Friday, August 5, 2011

Stress In A Basket

I've been reading Sarah Ban Breathnach's Peace and Plenty: Finding Your Path to Financial Security.  As you probably remember.  She walks the reader through the steps of dealing with our difficult financial situations as she walks through her own after things didn't go so well with the millions of dollars she earned from her best-seller, Simple Abundance.

In one chapter, she says to gather up you bills into one place from the pile on the kitchen counter or the bag in the closet or wherever they're stashed.  "You are going to collect every bill sent your way and bring them all to the party," she says.  Check.  I have the pile on the counter, the stack in the bench seat, and big basket lurking near my bed for the ready accessibility and convenience of my nightmares.  I know I need to sort through them and throw away the many duplicates.  That will wrangle them all into the one basket.  But I know what's there.  I don't need to open them.  The figures have each worn their own deep path into my brain. 
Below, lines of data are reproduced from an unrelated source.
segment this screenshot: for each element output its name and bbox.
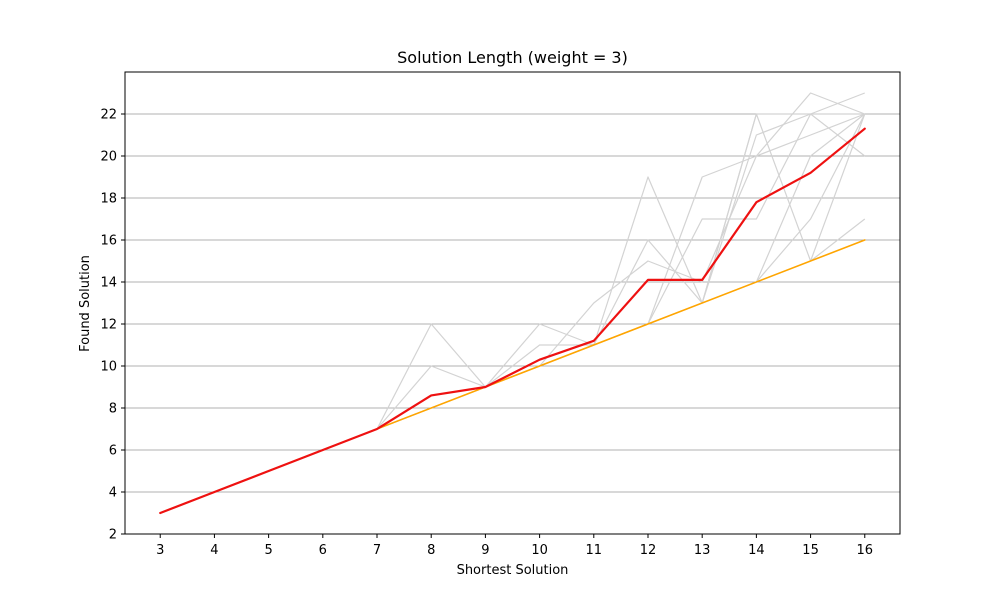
y-tick-label: 18 — [100, 192, 117, 207]
y-tick-label: 20 — [100, 150, 117, 165]
individual-run-line — [376, 113, 866, 430]
plot-frame — [124, 71, 901, 535]
y-tick-label: 10 — [100, 360, 117, 375]
x-tick-label: 8 — [427, 543, 435, 558]
x-tick-label: 7 — [373, 543, 381, 558]
x-tick-label: 13 — [694, 543, 711, 558]
y-tick-label: 16 — [100, 234, 117, 249]
x-tick-label: 4 — [210, 543, 218, 558]
x-tick-label: 16 — [856, 543, 873, 558]
x-tick-label: 14 — [748, 543, 765, 558]
x-tick-label: 12 — [640, 543, 657, 558]
x-tick-label: 3 — [156, 543, 164, 558]
y-tick-label: 12 — [100, 318, 117, 333]
x-axis-label: Shortest Solution — [457, 563, 569, 578]
x-tick-label: 11 — [586, 543, 603, 558]
series-lines — [159, 127, 866, 515]
x-tick-label: 6 — [319, 543, 327, 558]
y-tick-label: 8 — [109, 402, 117, 417]
mean-found-solution-line — [159, 127, 866, 515]
y-tick-label: 2 — [109, 528, 117, 543]
x-tick-label: 15 — [802, 543, 819, 558]
chart-title: Solution Length (weight = 3) — [397, 48, 628, 67]
x-tick-label: 9 — [481, 543, 489, 558]
x-tick-label: 10 — [531, 543, 548, 558]
y-axis-ticks: 2 4 6 8 10 12 14 16 18 20 22 — [100, 108, 125, 543]
y-tick-label: 14 — [100, 276, 117, 291]
x-tick-label: 5 — [264, 543, 272, 558]
y-tick-label: 4 — [109, 486, 117, 501]
x-axis-ticks: 3 4 5 6 7 8 9 10 11 12 13 14 15 16 — [156, 534, 873, 558]
y-axis-label: Found Solution — [78, 255, 93, 352]
y-tick-label: 22 — [100, 108, 117, 123]
y-tick-label: 6 — [109, 444, 117, 459]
Not pretty.  I considered going back and taking a prettier picture.  But why?

Then, she says, put the bills into three piles:  Current Bills, Past Due 30-60 Days, and Old Debts.
I have basically two piles:  Bills I Need To Pay This Month (or something will be turned off) and Old Debts. 
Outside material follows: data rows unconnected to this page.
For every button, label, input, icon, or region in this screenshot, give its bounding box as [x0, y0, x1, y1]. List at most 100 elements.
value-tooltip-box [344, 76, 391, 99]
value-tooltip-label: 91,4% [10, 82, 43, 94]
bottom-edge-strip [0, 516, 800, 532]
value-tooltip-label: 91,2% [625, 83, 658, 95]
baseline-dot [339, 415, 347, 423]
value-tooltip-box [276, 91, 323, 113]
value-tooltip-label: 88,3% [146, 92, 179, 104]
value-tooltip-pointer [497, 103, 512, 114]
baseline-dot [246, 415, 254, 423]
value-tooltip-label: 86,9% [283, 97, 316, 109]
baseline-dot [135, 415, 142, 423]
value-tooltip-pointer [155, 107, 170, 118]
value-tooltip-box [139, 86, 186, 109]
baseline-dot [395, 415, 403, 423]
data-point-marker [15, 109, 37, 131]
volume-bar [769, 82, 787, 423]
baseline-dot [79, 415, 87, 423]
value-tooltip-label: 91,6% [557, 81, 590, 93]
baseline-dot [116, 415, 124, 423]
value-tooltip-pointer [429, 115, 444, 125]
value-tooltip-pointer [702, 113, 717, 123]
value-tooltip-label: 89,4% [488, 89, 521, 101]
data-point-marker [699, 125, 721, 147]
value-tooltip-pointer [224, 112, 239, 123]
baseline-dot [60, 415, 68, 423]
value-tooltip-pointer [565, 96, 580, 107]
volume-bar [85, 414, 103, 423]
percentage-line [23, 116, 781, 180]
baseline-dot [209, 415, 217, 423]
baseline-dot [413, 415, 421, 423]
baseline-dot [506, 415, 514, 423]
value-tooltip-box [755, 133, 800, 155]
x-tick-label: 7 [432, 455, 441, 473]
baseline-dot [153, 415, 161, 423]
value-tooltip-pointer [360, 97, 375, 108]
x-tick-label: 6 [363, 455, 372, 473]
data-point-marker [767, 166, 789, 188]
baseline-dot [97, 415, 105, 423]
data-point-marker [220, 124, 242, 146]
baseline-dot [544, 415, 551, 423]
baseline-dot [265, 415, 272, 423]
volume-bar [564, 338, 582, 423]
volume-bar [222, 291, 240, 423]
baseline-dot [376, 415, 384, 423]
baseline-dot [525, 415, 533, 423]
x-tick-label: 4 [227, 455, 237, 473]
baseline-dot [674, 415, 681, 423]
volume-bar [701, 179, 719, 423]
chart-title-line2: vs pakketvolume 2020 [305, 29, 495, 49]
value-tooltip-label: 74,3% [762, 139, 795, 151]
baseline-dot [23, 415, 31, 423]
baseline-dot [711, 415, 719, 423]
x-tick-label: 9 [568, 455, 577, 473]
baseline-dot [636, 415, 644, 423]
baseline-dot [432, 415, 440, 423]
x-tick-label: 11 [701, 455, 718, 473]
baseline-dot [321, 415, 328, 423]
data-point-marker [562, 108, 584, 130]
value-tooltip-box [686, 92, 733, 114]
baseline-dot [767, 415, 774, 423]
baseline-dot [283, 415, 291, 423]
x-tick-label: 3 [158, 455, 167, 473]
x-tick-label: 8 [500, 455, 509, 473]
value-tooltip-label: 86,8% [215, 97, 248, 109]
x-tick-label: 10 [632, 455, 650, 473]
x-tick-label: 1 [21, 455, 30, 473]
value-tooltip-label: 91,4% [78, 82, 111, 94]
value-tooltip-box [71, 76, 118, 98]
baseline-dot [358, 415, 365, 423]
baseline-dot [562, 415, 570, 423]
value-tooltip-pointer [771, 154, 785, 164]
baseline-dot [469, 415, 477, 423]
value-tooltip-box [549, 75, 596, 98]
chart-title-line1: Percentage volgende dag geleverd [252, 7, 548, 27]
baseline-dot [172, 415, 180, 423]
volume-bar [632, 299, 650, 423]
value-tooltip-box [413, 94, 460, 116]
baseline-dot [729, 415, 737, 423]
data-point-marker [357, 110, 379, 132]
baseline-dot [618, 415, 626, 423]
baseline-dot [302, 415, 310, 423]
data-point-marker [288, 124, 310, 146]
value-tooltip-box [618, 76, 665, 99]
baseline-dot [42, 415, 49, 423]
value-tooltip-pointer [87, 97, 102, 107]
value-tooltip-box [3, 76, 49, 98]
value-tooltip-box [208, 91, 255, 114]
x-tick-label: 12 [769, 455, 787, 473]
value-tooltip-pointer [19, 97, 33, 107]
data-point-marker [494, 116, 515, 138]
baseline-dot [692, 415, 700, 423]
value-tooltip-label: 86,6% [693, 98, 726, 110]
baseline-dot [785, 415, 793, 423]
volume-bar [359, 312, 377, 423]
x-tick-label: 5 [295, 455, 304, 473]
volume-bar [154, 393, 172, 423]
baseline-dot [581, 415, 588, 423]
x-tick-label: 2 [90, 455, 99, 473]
Next, she says "Once you have budgeted for the essentials -- food, clothing, shelter, child care, savings, transportation, and insurance -- you will have a good idea of how much money you can put toward debt reduction.  This become the pot of money you dip into to pay the rest of your bills."

SAVINGS?  INSURANCE?  Clearly, Miss Sarah does not understand my situation.  Savings is that thing I'll have someday after my debts are paid.  As for insurance, I have done without health insurance, dental insurance, vision insurance, life insurance, auto insurance, and property insurance for a very long time.  Oh, and that AFLAC policy I'd love to have too (Quack!).  Recently, I was able to get auto insurance again through Mark's business fleet policy.  That provides much relief as the first thing I did when my auto insurance expired last February was back into a car.  That is one of the bills I am now paying on monthly ($50 a month on $1800). 
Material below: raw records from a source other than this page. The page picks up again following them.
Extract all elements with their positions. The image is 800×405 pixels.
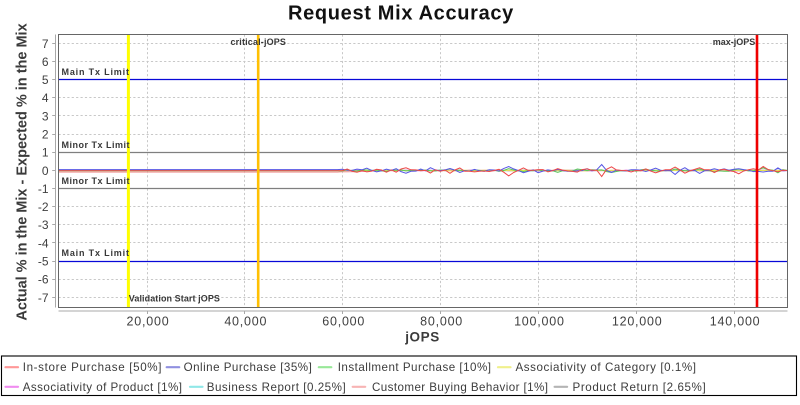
svg-text:1: 1 [42, 146, 49, 160]
svg-text:critical-jOPS: critical-jOPS [230, 37, 286, 47]
svg-text:7: 7 [42, 37, 49, 51]
svg-text:Actual % in the Mix - Expected: Actual % in the Mix - Expected % in the … [15, 23, 31, 320]
svg-text:Associativity of Product [1%]: Associativity of Product [1%] [23, 381, 183, 394]
svg-text:6: 6 [42, 55, 49, 69]
svg-text:jOPS: jOPS [404, 330, 440, 345]
svg-text:60,000: 60,000 [322, 315, 365, 329]
svg-text:Validation Start jOPS: Validation Start jOPS [129, 294, 220, 304]
svg-text:4: 4 [42, 91, 49, 105]
svg-text:Minor Tx Limit: Minor Tx Limit [62, 140, 131, 150]
svg-text:-6: -6 [38, 273, 49, 287]
svg-text:0: 0 [42, 164, 49, 178]
svg-text:80,000: 80,000 [420, 315, 463, 329]
svg-text:Product Return [2.65%]: Product Return [2.65%] [573, 381, 707, 394]
svg-text:-1: -1 [38, 182, 49, 196]
svg-text:40,000: 40,000 [224, 315, 267, 329]
svg-text:Main Tx Limit: Main Tx Limit [62, 248, 130, 258]
svg-text:-5: -5 [38, 255, 49, 269]
svg-text:5: 5 [42, 73, 49, 87]
svg-text:-3: -3 [38, 218, 49, 232]
svg-text:-4: -4 [38, 236, 49, 250]
svg-text:Associativity of Category [0.1: Associativity of Category [0.1%] [516, 361, 697, 374]
svg-text:3: 3 [42, 109, 49, 123]
svg-text:Business Report [0.25%]: Business Report [0.25%] [207, 381, 347, 394]
svg-text:140,000: 140,000 [710, 315, 761, 329]
svg-text:2: 2 [42, 128, 49, 142]
svg-text:In-store Purchase [50%]: In-store Purchase [50%] [23, 361, 162, 374]
svg-text:Minor Tx Limit: Minor Tx Limit [62, 176, 131, 186]
svg-text:-2: -2 [38, 200, 49, 214]
svg-text:-7: -7 [38, 291, 49, 305]
svg-text:Request Mix Accuracy: Request Mix Accuracy [288, 3, 514, 25]
svg-text:Online Purchase [35%]: Online Purchase [35%] [184, 361, 313, 374]
svg-text:Main Tx Limit: Main Tx Limit [62, 67, 130, 77]
svg-text:max-jOPS: max-jOPS [713, 37, 756, 47]
svg-text:100,000: 100,000 [514, 315, 565, 329]
svg-text:Installment Purchase [10%]: Installment Purchase [10%] [338, 361, 492, 374]
svg-text:20,000: 20,000 [127, 315, 170, 329]
svg-text:120,000: 120,000 [612, 315, 663, 329]
svg-text:Customer Buying Behavior [1%]: Customer Buying Behavior [1%] [372, 381, 548, 394]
Next she says "If there is a particular debt that bothers you, then take 1 to 10 percent of the pot and make an honor payment toward the balance owed."  Right.  The only way I would have extra money to put in the "pot" to pay debts with would be if I went without basic utilities, food, or the fuel that gets me to work.  "Ok kids!  Let's not eat this month so we can pay off some bills!"  Sure. 

But then, I must remember Sarah's perspective.  When her financial troubles descended, she had to move out of her castle.